A narrow U.S. Supreme Court decision in Bittner has curtailed federal penalties in a major case involving failure to file FBARs.
The U.S. Supreme Court has ruled 5-4 against a $2.72 million fine on a businessman who didn’t file reports for five years when he was living in Romania.
This case, Bittner v. United States, presented a conflict over statues under the Bank Secrecy Act (BSA). The question is whether a “violation” under the BSA is the failure to file an annual FBAR no matter the number of foreign accounts or a separate violation for each account that isn’t properly reported.
Regulations require filing a single annual FBAR for anyone with an aggregate balance over $10,000 in foreign accounts. The penalty for non-willful violation is up to $10,000.
Bittner maintained that he owed $50,000, or the penalty for each year. The IRS claimed he owed for each account, a total of 272 violations.
Writing for the Court, Justice Neil Gorsuch backed Bittner. “The BSA treats the failure to file a legally compliant report as one violation carrying a maximum penalty of $10,000, not a cascade of such penalties calculated on a per-account basis,” Gorsuch wrote.
Gorsuch also said the government had tried to penalize Bittner without fair warning under the statute that punishments would be handed out on per-account. He called the government’s attempt to assess a massive penalty against Bittner “incongruous” with how it would have treated someone with a single high-balance account.
Alexandru Bittner was born in Romania in 1957, immigrated to the U.S. in 1982 and became a citizen five years later. He returned to Romania in 1990, where he became a successful businessman and investor. He lived there for more than 20 years and was unaware that he was required to file U.S. income tax returns or FBARs. After returning to the U.S. in 2011, he engaged an accountant to prepare and file the returns and FBARs.
The IRS determined that he had failed to timely file FBARs for 2007 through 2011 and sought a maximum penalty: that he had committed 272 violations and owed a combined penalty of $2.72 million. A federal court in Texas sided with Bittner; the government appealed and won in the Fifth Circuit Court of Appeals.
Supreme Court Justices Amy Coney Barrett, Clarence Thomas, Sonia Sotomayor and Elena Kagan dissented in the Feb. 28 ruling.
Barrett wrote that even though Bittner “held as much as $16 million across more than 50 bank accounts in Romania, Switzerland, and Liechtenstein” and “failed to report 272 accounts,” he minimized his wrongdoing by arguing that he violated the law only five times.

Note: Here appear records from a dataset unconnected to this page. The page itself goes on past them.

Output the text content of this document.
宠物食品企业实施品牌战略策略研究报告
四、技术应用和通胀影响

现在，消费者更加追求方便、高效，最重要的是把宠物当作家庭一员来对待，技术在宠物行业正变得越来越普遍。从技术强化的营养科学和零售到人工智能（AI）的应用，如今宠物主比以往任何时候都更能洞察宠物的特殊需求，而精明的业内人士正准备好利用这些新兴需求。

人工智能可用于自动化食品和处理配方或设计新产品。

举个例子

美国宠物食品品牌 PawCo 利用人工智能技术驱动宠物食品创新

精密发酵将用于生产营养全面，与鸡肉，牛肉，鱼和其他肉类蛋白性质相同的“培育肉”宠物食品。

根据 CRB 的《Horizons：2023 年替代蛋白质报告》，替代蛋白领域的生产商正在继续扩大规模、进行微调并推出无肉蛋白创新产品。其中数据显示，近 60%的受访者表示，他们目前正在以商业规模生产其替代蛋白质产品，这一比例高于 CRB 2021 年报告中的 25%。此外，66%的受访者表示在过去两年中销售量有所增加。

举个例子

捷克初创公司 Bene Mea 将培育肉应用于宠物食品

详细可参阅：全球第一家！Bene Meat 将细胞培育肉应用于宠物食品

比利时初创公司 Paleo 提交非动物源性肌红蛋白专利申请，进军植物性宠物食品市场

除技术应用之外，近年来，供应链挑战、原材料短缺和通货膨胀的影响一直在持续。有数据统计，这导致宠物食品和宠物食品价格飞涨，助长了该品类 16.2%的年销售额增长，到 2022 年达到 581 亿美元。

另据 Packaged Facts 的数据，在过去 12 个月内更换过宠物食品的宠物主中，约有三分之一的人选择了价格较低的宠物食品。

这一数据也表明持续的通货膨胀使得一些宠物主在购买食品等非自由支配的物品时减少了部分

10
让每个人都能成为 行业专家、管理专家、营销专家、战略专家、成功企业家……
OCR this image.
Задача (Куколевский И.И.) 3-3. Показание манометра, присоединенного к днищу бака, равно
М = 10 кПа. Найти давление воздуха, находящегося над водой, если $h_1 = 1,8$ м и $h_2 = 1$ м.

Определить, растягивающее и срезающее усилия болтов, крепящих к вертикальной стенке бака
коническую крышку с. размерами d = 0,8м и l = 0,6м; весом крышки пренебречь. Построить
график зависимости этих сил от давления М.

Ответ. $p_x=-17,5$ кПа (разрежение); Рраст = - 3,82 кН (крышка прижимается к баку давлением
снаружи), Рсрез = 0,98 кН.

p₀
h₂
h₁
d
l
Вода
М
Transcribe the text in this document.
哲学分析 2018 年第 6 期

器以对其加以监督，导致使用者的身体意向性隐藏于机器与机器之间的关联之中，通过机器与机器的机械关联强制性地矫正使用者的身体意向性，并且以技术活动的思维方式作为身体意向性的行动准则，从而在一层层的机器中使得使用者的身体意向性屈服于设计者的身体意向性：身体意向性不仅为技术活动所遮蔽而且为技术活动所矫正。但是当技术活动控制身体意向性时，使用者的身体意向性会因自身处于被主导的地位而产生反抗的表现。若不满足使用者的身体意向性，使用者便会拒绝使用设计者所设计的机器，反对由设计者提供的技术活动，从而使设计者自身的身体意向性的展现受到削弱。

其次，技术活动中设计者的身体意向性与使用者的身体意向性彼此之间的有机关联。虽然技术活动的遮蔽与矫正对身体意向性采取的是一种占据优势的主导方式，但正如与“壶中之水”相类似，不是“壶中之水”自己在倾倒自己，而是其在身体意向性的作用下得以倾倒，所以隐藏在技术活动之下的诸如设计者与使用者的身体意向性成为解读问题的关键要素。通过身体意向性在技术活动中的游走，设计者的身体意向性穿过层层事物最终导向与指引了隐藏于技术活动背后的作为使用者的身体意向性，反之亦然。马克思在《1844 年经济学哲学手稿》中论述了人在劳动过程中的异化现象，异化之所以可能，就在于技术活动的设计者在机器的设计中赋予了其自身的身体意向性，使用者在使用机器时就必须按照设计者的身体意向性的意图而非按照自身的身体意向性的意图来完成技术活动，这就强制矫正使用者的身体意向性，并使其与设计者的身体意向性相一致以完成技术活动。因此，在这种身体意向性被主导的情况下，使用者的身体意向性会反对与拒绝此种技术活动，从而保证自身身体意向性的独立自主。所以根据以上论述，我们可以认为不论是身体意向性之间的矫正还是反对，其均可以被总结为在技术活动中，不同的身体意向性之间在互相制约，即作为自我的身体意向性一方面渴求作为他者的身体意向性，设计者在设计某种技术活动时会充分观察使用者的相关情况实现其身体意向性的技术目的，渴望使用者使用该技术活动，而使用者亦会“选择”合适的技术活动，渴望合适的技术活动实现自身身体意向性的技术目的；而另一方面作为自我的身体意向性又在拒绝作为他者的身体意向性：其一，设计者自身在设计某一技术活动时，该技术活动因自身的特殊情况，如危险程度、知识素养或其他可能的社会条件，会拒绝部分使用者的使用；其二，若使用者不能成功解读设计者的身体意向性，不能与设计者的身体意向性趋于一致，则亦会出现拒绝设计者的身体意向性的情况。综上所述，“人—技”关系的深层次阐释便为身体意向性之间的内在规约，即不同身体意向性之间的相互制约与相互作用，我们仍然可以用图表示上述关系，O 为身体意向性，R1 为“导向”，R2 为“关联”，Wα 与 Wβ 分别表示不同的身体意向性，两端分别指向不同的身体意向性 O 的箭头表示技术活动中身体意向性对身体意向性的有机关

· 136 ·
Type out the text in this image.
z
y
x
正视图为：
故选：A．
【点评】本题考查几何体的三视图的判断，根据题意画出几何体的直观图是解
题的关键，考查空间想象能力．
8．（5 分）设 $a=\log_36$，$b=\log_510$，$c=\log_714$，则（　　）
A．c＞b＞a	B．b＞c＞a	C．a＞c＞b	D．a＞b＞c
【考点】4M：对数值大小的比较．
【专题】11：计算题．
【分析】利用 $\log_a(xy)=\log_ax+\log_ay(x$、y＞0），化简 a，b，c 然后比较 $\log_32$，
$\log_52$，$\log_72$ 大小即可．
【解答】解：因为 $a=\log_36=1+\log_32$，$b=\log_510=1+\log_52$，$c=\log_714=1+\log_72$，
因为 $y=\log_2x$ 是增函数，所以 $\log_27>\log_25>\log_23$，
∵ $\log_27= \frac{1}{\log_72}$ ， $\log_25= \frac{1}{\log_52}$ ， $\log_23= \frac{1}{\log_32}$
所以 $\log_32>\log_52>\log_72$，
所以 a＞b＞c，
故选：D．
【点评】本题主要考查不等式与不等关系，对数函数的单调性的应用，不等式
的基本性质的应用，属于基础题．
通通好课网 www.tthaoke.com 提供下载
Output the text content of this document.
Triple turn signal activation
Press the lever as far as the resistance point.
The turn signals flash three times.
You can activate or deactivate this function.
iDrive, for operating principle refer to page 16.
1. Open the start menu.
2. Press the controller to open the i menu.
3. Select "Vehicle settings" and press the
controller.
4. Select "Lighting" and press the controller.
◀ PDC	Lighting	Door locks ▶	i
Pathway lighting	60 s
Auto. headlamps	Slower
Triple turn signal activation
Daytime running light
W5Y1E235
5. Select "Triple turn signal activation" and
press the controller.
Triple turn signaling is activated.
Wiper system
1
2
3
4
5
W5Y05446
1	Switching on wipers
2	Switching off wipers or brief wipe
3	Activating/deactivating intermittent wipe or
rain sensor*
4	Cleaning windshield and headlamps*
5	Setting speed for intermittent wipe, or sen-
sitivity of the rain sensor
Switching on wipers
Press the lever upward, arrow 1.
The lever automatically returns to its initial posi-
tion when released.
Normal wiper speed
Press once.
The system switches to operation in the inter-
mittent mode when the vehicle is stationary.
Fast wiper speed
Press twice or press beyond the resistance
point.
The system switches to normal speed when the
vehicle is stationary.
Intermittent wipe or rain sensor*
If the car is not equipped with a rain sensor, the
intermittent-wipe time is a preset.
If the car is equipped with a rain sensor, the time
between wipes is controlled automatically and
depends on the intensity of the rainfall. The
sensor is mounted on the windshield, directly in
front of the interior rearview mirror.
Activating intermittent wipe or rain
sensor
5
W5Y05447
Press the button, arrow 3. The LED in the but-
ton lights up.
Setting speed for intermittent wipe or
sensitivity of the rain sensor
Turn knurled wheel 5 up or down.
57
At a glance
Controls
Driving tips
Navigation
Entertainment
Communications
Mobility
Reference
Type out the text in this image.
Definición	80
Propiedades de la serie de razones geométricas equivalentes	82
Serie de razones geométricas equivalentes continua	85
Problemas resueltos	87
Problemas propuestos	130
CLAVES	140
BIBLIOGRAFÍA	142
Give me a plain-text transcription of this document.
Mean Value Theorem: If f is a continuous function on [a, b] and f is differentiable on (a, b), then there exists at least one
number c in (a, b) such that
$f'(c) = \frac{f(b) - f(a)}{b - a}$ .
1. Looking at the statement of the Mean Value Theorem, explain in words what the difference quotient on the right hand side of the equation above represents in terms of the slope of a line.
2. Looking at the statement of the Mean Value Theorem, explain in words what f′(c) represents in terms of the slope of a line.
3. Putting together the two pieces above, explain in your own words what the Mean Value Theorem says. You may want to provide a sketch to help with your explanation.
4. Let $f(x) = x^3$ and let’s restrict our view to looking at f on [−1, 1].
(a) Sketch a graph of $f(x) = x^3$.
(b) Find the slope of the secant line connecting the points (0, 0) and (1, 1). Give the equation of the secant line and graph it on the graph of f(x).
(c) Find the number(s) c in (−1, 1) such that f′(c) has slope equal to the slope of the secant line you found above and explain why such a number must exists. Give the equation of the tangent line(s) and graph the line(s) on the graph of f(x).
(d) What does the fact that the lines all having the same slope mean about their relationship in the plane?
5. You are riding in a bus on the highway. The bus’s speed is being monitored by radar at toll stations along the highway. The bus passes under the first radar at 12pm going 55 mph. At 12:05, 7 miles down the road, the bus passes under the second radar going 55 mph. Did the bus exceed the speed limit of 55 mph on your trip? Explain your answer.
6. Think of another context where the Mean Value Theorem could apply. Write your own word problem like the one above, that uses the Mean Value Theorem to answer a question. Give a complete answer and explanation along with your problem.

She also said Bittner “put no effort into ascertaining” those obligations despite operating as a sophisticated business professional.
The recent ruling is likely to have implications both immediate and long-lasting for Americans living abroad and for U.S.-based holders of foreign accounts.
“The U.S. and Eritrea are the only two countries in the world that tax people based on citizenship, rather than where they live,” an article in Bloomberg read within hours of the Bittner decision. “The result of all the compliance hurdles has meant that many Americans living abroad have trouble accessing bank accounts, mortgages and other financial services because institutions don’t want the hassle of dealing with the US bureaucracy.”
Added The Irish Times from Dublin soon after, “Irish emigrants living in the US who retain bank accounts at home and fail to notify the US authorities run the risk of significant penalties. But a ruling in the US Supreme Court on Tuesday may reduce the financial pain.”